I believe you didn't need spies, to understand Iraq was no genuine "threat"
to the United States in 2001 or 2002. Social science can tell you that Iran
is no real "threat" in 2007. It's bullshit, scientifically speaking. If the
political elites confront us with another hoax like that, I'm likely to do
something very drastic to make the point. The rotten part of postmodernism
is, that in the end it creates unrealistic doubts about our ability to know
things and act on them, to the point where we doubt our ability to do even
the most simplest things, using our own good sense and ability to find out.
And then we end up spending most of our energy and time trying to resolve
doubts and myths, instead of getting on with better things. Doubt and
skepticism become a real pest, and in fact I am now studying alone at home
the question of the "human will" as such.

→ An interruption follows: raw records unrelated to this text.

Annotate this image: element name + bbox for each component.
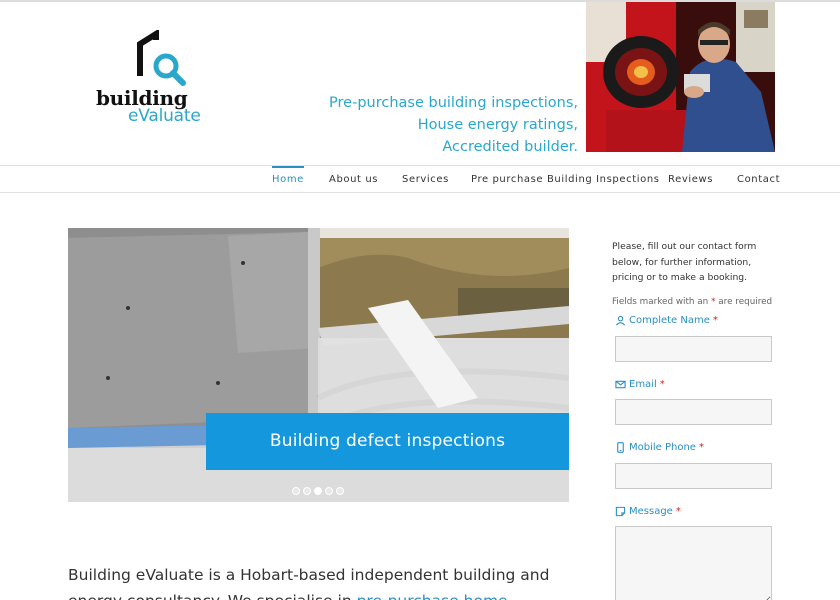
nav-item-reviews[interactable]: Reviews xyxy=(668,166,713,193)
user-icon xyxy=(615,315,626,326)
form-intro-text: Please, fill out our contact form below,… xyxy=(612,241,757,283)
note-icon xyxy=(615,506,626,517)
site-logo[interactable]: building eValuate xyxy=(92,30,212,130)
required-mark: * xyxy=(712,315,718,326)
nav-item-pre-purchase-inspections[interactable]: Pre purchase Building Inspections xyxy=(471,166,660,193)
label-mobile-phone: Mobile Phone * xyxy=(615,442,704,453)
nav-item-about-us[interactable]: About us xyxy=(329,166,378,193)
slider-dots xyxy=(292,487,344,495)
email-input[interactable] xyxy=(615,399,772,425)
slider-dot-active[interactable] xyxy=(314,487,322,495)
required-fields-note: Fields marked with an * are required xyxy=(612,297,772,307)
note-after: are required xyxy=(715,297,773,307)
pre-purchase-link[interactable]: pre-purchase home xyxy=(357,592,508,600)
tagline-line-3: Accredited builder. xyxy=(442,139,578,155)
label-text: Complete Name xyxy=(629,315,710,326)
house-magnifier-icon xyxy=(137,30,186,86)
label-complete-name: Complete Name * xyxy=(615,315,718,326)
required-mark: * xyxy=(675,506,681,517)
slider-dot[interactable] xyxy=(292,487,300,495)
required-mark: * xyxy=(659,379,665,390)
tagline-line-1: Pre-purchase building inspections, xyxy=(329,95,578,111)
intro-paragraph: Building eValuate is a Hobart-based inde… xyxy=(68,562,568,600)
slider-dot[interactable] xyxy=(336,487,344,495)
main-nav: Home About us Services Pre purchase Buil… xyxy=(0,165,840,193)
slider-dot[interactable] xyxy=(303,487,311,495)
label-text: Message xyxy=(629,506,673,517)
mobile-phone-input[interactable] xyxy=(615,463,772,489)
header-photo-inspector xyxy=(586,2,775,152)
header-tagline: Pre-purchase building inspections, House… xyxy=(329,92,578,158)
label-text: Mobile Phone xyxy=(629,442,696,453)
tagline-line-2: House energy ratings, xyxy=(417,117,578,133)
hero-slider[interactable]: Building defect inspections xyxy=(68,228,569,502)
envelope-icon xyxy=(615,380,626,389)
nav-item-contact[interactable]: Contact xyxy=(737,166,780,193)
complete-name-input[interactable] xyxy=(615,336,772,362)
required-mark: * xyxy=(698,442,704,453)
contact-form: Please, fill out our contact form below,… xyxy=(612,239,782,600)
label-email: Email * xyxy=(615,379,665,390)
nav-item-services[interactable]: Services xyxy=(402,166,449,193)
label-text: Email xyxy=(629,379,657,390)
site-header: building eValuate Pre-purchase building … xyxy=(0,2,840,165)
message-textarea[interactable] xyxy=(615,526,772,600)
mobile-phone-icon xyxy=(617,442,624,453)
slide-caption: Building defect inspections xyxy=(206,413,569,470)
logo-word-evaluate: eValuate xyxy=(128,106,201,126)
inspector-photo-illustration xyxy=(586,2,775,152)
slider-dot[interactable] xyxy=(325,487,333,495)
note-before: Fields marked with an xyxy=(612,297,712,307)
label-message: Message * xyxy=(615,506,681,517)
nav-item-home[interactable]: Home xyxy=(272,166,304,193)
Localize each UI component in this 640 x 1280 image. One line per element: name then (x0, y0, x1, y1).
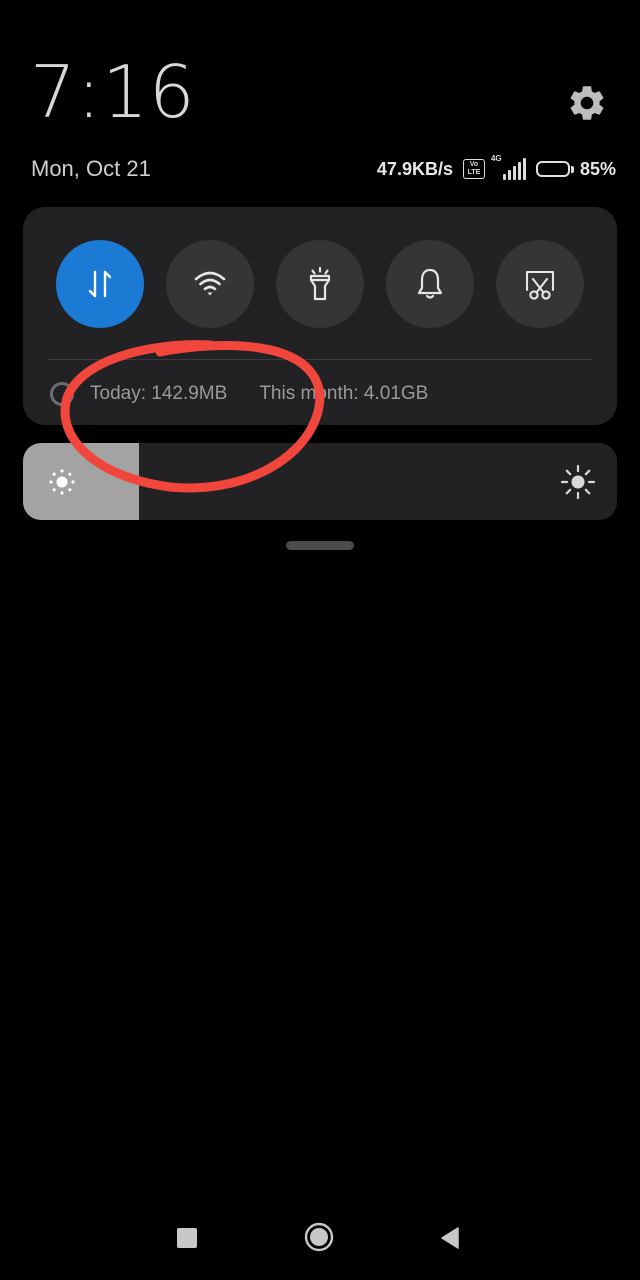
settings-gear-icon[interactable] (566, 82, 608, 124)
brightness-slider[interactable] (23, 443, 617, 520)
date-label[interactable]: Mon, Oct 21 (31, 156, 151, 182)
flashlight-toggle[interactable] (276, 240, 364, 328)
network-speed: 47.9KB/s (376, 158, 453, 179)
flashlight-icon (309, 266, 331, 301)
signal-strength-icon: 4G (491, 154, 526, 180)
notification-shade: 7:16 Mon, Oct 21 47.9KB/s Vo LTE 4G 85% (0, 0, 640, 1280)
data-usage-month: This month: 4.01GB (259, 383, 429, 404)
brightness-level-fill (23, 443, 139, 520)
home-button[interactable] (304, 1222, 334, 1252)
data-usage-icon (50, 382, 74, 406)
status-bar: 47.9KB/s Vo LTE 4G 85% (376, 154, 616, 182)
sound-toggle[interactable] (386, 240, 474, 328)
screenshot-toggle[interactable] (496, 240, 584, 328)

"Once the veils of mystification are stripped away, the image is Kafka's
world: women, who are never permitted to dream; men, who if they dream must
put away their dreams; men and women condemned to an eternal punishment - to
carry the whole parasitical mass of capital on their backs, generation upon
generation. The trap is made by neither husband nor wife: the wife blames
the husband for her dependency, for his resentment and his harsh treatment,
for his complicity in the injustice of "woman's place"; the man resents the
woman for the burden she represents, the demands she has, the complaints she
makes. A wife is a bribe to the husband, but she is also his chain; a
husband is security to the wife, but also her prison. Thus each is to a
greater or lesser degree divided against the other. And over all of this is
the dead weight of capital, whose mechanisms of competition and apparatus
for the production of poisonous belief turn men against women, white against
black, nation against nation." -
http://www.marxists.org/subject/women/authors/dixon-marlene/morality.htm

Regards

Jurriaan

you know life can be long
and you got to be strong
and the world is so tough
sometimes i feel i've had
enough. oh no, oh no.
how can we go forward
when i don't know which way we're facing?
how can we go forward
when we don't know which way to turn?
how can we go forward
into something we're not sure of?
oh no, oh no.

- John Lennon, "How?" (the "oh no" bit was obviously a reference to "Ono",
i.e. Yoko Ono, who sorted things out considerably for him).